B. Uluslararası Hukuk

1. Avrupa İnsan Hakları Sözleşmesi

28. Avrupa İnsan Hakları Sözleşmesi'nin (Sözleşme) 6. maddesinin (1) numaralı fıkrasının ilgili kısmı şöyledir:

"Herkes davasının, medeni hak ve yükümlülükleriyle ilgili uyuşmazlıklar ... konusunda karar verecek olan,... bir mahkeme tarafından ... görülmesini isteme hakkına sahiptir..."

2. Avrupa İnsan Hakları Mahkemesi İçtihadı

29. Avrupa İnsan Hakları Mahkemesine (AİHM) göre Sözleşme'nin 6. maddesinin medeni hukuk alanına giren konularda uygulanabilirliği ilk olarak bir uyuşmazlığın varlığına bağlıdır. İkinci olarak uyuşmazlık en azından savunulabilir bir şekilde iç hukukta tanınmış olduğu söylenebilecek hak ve yükümlülükler ile ilgili olmalıdır.
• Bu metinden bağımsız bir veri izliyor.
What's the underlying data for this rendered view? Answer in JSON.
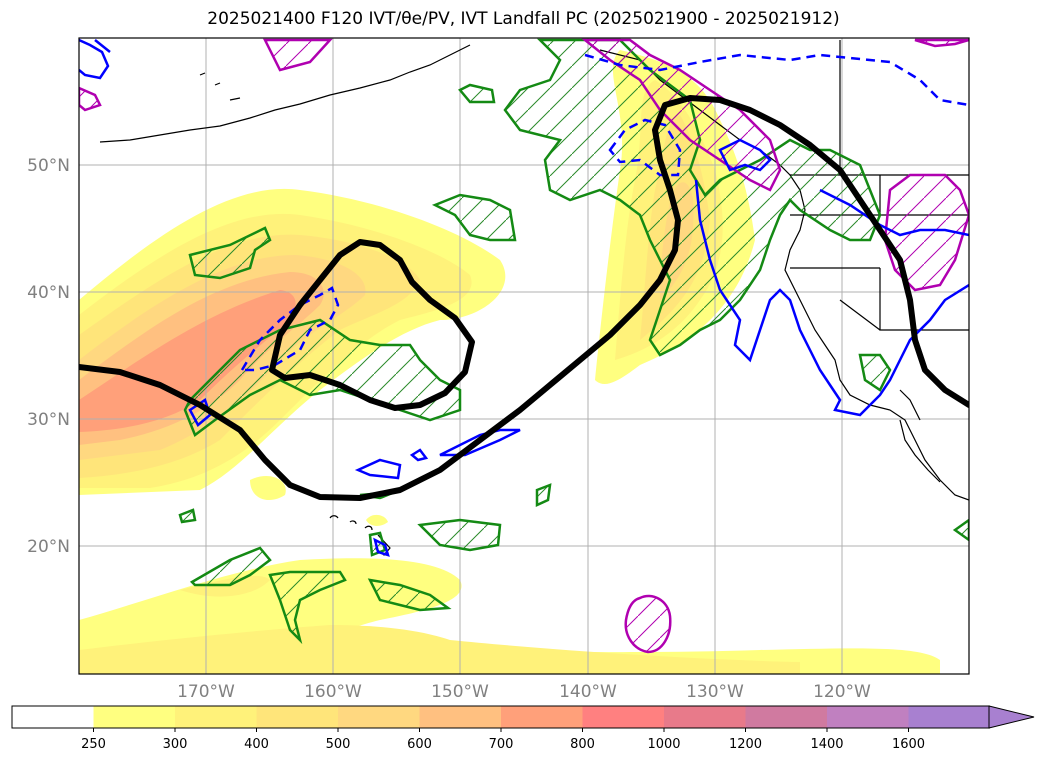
{
  "title": "2025021400 F120 IVT/θe/PV, IVT Landfall PC (2025021900 - 2025021912)",
  "map": {
    "lat_labels": [
      "50°N",
      "40°N",
      "30°N",
      "20°N"
    ],
    "lon_labels": [
      "170°W",
      "160°W",
      "150°W",
      "140°W",
      "130°W",
      "120°W"
    ],
    "region": "North Pacific / western North America",
    "layers": {
      "ivt_fill": "IVT shading (yellow to red)",
      "theta_e_contour": "black thick contour",
      "pv_contours": "blue solid / dashed",
      "landfall_pc": "green hatched contours",
      "magenta": "magenta hatched contours"
    }
  },
  "colorbar": {
    "levels": [
      "250",
      "300",
      "400",
      "500",
      "600",
      "700",
      "800",
      "1000",
      "1200",
      "1400",
      "1600"
    ],
    "colors": [
      "#ffffff",
      "#ffff80",
      "#fff27a",
      "#ffe57a",
      "#ffd880",
      "#ffc080",
      "#ffa07a",
      "#ff8080",
      "#e87a8a",
      "#d07aa0",
      "#c080c0",
      "#a880d0"
    ],
    "extend": "max"
  }
}
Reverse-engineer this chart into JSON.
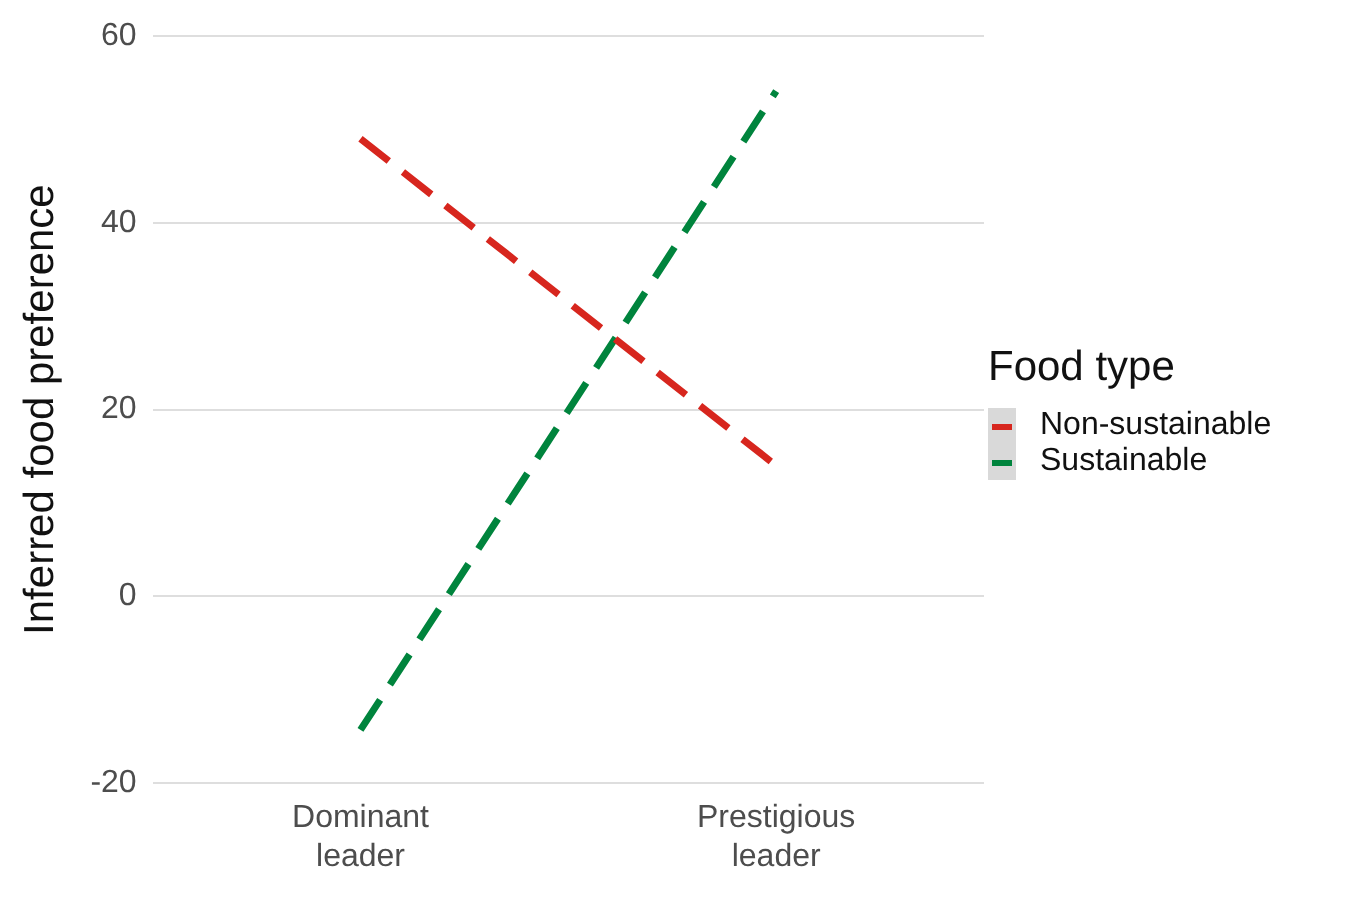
{
  "chart_data": {
    "type": "line",
    "ylabel": "Inferred food preference",
    "legend_title": "Food type",
    "categories": [
      "Dominant leader",
      "Prestigious leader"
    ],
    "series": [
      {
        "name": "Non-sustainable",
        "color": "#d7261e",
        "values": [
          49,
          14
        ]
      },
      {
        "name": "Sustainable",
        "color": "#00843d",
        "values": [
          -14.3,
          54.1
        ]
      }
    ],
    "ylim": [
      -20,
      60
    ],
    "yticks": [
      -20,
      0,
      20,
      40,
      60
    ],
    "grid": "y",
    "legend": "right",
    "marker": "none",
    "line_style": "dashed"
  }
}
Son olarak ise bu hak ve yükümlülükler -her ne kadar bizzat 6. madde bu hak ve yükümlülüklere Sözleşmeci devletlerin hukuk sistemi içinde belirli bir anlam atfetmese de- Sözleşme anlamında medeni nitelikte olmalıdır (James ve diğerleri/Birleşik Krallık [GK], B. No: 8793/79, 21/2/1986, § 81).

30. AİHM; Sözleşme'nin 6. maddesinin Sözleşmeci devletlerin iç hukukunda geçen bir hak için belirli bir anlam öngörmediğini, bir hakkın var olup olmadığını karara bağlamada ilke olarak iç hukuka başvurulacağını, ulusal mahkemelerin bu konudaki değerlendirmelerinden farklı bir sonuca ulaşılması için de güçlü gerekçelere sahip olunması gerektiğini, yetkililerin belli bir başvuran tarafından talep edilen tedbirin kabul edilip edilmemesine karar vermede takdir hakkını kullanıp kullanmadığının dikkate alınabileceğini hatta bu durumun belirleyici olabileceğini, bununla birlikte salt bir kanun hükmünün lafzında bir takdir unsurunun bulunmasının bir hakkın varlığını tek başına hükümsüz kılmayacağını, benzer durumlarda iddia edilen hakkın yerel mahkemelerce tanınması veya yerel mahkemelerin başvuranın talebinin esasını incelemesi hususunun da gözönüne alınması gerektiğini belirtmiştir (Boulois/Lüksemburg [BD], B. No: 37575/04, 3/4/2012, §§ 91-94).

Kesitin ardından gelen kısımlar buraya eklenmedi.